Le Tribunal cantonal rejette le recours du chanvrier valaisan

Bernard Rappaz s’est vu refuser son recours par le Tribunal cantonal valaisan. Le chanvrier avait contesté la décision d’Eshter Waeber-Kalbermatten de lui refuser une nouvelle interruption de peine.

Le Tribunal cantonal (TC) s’aligne sur l’arrêt rendu fin août par le Tribunal fédéral. Il indique jeudi dans un communiqué qu’il est juridiquement possible d’obliger les médecins à alimenter de force Bernard Rappaz.

En conséquence, le TC maintient l’obligation qu’il avait faite le 5 novembre dernier aux médecins des Hôpitaux universitaires genevois (HUG) de nourrir de force le chanvrier, sous peine de sanction.

Politiciens, médecins, spécialistes, ils sont au fil des jours plus nombreux à donner publiquement leur avis sur "l’affaire Rappaz". Certains demandent une interruption de peine ou une grâce pour éviter la mort du détenu valaisan en grève de la faim depuis 77 jours.

"(...) Il faut empêcher Rappaz de tuer Bernard, l’homme, l’agriculteur, le père", lance Gabriel Bender jeudi dans les colonnes du journal "Le Temps".

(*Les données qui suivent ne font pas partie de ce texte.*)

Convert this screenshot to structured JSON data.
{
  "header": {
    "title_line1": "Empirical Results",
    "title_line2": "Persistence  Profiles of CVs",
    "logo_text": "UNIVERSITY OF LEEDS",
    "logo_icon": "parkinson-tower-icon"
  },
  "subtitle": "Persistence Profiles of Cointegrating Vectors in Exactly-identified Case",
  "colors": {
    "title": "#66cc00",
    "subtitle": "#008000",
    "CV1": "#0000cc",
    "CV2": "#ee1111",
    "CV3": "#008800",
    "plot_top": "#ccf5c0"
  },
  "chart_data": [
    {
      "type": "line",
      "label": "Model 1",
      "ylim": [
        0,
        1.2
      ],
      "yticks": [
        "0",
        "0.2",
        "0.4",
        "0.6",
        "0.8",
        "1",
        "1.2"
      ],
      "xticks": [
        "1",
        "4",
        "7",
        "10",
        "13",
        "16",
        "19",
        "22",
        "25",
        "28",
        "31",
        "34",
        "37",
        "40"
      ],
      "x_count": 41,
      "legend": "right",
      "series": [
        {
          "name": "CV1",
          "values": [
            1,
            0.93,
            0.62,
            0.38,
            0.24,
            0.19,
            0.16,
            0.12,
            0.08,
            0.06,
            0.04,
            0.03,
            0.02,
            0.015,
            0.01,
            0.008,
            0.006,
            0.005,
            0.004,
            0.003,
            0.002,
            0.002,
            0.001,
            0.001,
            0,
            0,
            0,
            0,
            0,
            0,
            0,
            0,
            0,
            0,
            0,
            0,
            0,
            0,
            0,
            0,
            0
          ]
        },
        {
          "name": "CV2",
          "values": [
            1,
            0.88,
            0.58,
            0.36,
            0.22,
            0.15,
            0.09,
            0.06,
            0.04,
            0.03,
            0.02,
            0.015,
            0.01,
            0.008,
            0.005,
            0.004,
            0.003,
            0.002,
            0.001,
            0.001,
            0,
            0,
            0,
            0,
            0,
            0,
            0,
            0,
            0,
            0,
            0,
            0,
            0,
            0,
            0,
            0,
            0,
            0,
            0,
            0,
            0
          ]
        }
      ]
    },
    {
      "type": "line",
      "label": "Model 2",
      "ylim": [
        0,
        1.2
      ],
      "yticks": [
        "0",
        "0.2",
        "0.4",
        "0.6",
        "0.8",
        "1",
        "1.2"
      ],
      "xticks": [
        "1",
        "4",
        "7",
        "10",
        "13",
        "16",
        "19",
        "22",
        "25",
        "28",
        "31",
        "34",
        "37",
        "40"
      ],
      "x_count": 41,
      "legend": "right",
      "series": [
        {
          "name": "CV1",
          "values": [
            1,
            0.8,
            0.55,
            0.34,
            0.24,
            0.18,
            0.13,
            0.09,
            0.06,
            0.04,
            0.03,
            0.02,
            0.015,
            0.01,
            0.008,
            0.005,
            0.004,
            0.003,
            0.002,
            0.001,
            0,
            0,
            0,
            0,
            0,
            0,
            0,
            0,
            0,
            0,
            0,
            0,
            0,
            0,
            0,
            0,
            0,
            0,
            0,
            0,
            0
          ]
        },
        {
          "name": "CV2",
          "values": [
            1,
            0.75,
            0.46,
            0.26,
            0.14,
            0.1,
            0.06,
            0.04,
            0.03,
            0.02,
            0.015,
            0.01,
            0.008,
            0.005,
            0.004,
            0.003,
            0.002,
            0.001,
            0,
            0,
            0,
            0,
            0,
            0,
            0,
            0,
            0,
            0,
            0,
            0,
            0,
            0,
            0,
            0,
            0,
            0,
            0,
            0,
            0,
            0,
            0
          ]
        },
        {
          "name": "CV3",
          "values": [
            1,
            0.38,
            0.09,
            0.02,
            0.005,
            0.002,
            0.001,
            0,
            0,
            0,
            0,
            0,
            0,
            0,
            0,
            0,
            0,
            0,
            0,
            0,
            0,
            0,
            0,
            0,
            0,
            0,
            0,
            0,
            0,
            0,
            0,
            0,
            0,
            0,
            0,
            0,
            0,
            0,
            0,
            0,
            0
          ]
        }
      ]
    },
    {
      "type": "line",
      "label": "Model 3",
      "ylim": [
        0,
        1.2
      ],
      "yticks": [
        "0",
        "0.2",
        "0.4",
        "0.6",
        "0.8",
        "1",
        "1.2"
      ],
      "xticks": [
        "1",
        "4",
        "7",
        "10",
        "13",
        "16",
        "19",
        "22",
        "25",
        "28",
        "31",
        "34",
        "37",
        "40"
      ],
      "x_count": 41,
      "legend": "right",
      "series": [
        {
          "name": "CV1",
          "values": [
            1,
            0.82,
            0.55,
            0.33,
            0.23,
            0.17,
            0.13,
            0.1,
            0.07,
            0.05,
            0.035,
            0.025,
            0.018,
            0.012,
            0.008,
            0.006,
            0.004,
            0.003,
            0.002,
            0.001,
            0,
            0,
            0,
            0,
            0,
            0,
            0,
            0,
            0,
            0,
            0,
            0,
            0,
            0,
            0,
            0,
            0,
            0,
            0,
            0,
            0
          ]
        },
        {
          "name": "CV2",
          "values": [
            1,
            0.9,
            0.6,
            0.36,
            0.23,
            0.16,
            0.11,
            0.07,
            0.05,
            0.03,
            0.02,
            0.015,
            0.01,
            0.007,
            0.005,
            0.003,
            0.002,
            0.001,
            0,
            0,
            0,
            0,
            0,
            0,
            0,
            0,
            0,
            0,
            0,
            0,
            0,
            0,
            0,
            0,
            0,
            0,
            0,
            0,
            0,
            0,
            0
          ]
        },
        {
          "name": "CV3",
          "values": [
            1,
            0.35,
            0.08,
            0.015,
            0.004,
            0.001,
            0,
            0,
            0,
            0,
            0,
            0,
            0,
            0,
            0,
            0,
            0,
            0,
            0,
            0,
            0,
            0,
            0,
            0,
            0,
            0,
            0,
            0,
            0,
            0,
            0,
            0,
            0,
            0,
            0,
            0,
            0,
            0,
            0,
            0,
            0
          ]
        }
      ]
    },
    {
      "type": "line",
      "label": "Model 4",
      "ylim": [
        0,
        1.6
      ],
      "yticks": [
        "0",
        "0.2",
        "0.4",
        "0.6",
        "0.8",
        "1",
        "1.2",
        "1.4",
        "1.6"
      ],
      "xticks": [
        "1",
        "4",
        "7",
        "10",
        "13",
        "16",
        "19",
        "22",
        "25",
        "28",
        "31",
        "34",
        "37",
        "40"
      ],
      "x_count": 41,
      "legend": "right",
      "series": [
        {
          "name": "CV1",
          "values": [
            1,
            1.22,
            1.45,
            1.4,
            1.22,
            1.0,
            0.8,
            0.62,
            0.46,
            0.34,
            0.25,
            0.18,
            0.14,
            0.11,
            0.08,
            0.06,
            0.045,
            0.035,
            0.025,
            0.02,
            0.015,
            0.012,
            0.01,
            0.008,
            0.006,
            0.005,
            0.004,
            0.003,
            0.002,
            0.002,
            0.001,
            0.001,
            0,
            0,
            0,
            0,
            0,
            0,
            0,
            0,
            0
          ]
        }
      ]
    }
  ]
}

Le médecin et conseiller national Jean-Charles Rielle (PS/GE) a poursuivi sa croisade en faveur de Bernard Rappaz dans les colonnes du dernier "Matin Dimanche" : "Nous devons nous battre pour qu’elle garde son papa", a-t-il souligné en parlant de l’adolescente qui rendait visite à son prisonnier de père.

Une catastrophe

Après M.Rielle, c’est l’ancienne politicienne Anne-Catherine Menétrey-Savary (Verts/VD) qui a adressé une lettre ouverte à la cheffe du département valaisan de la sécurité Esther Waeber-Kalbermatten pour demander une suspension de peine.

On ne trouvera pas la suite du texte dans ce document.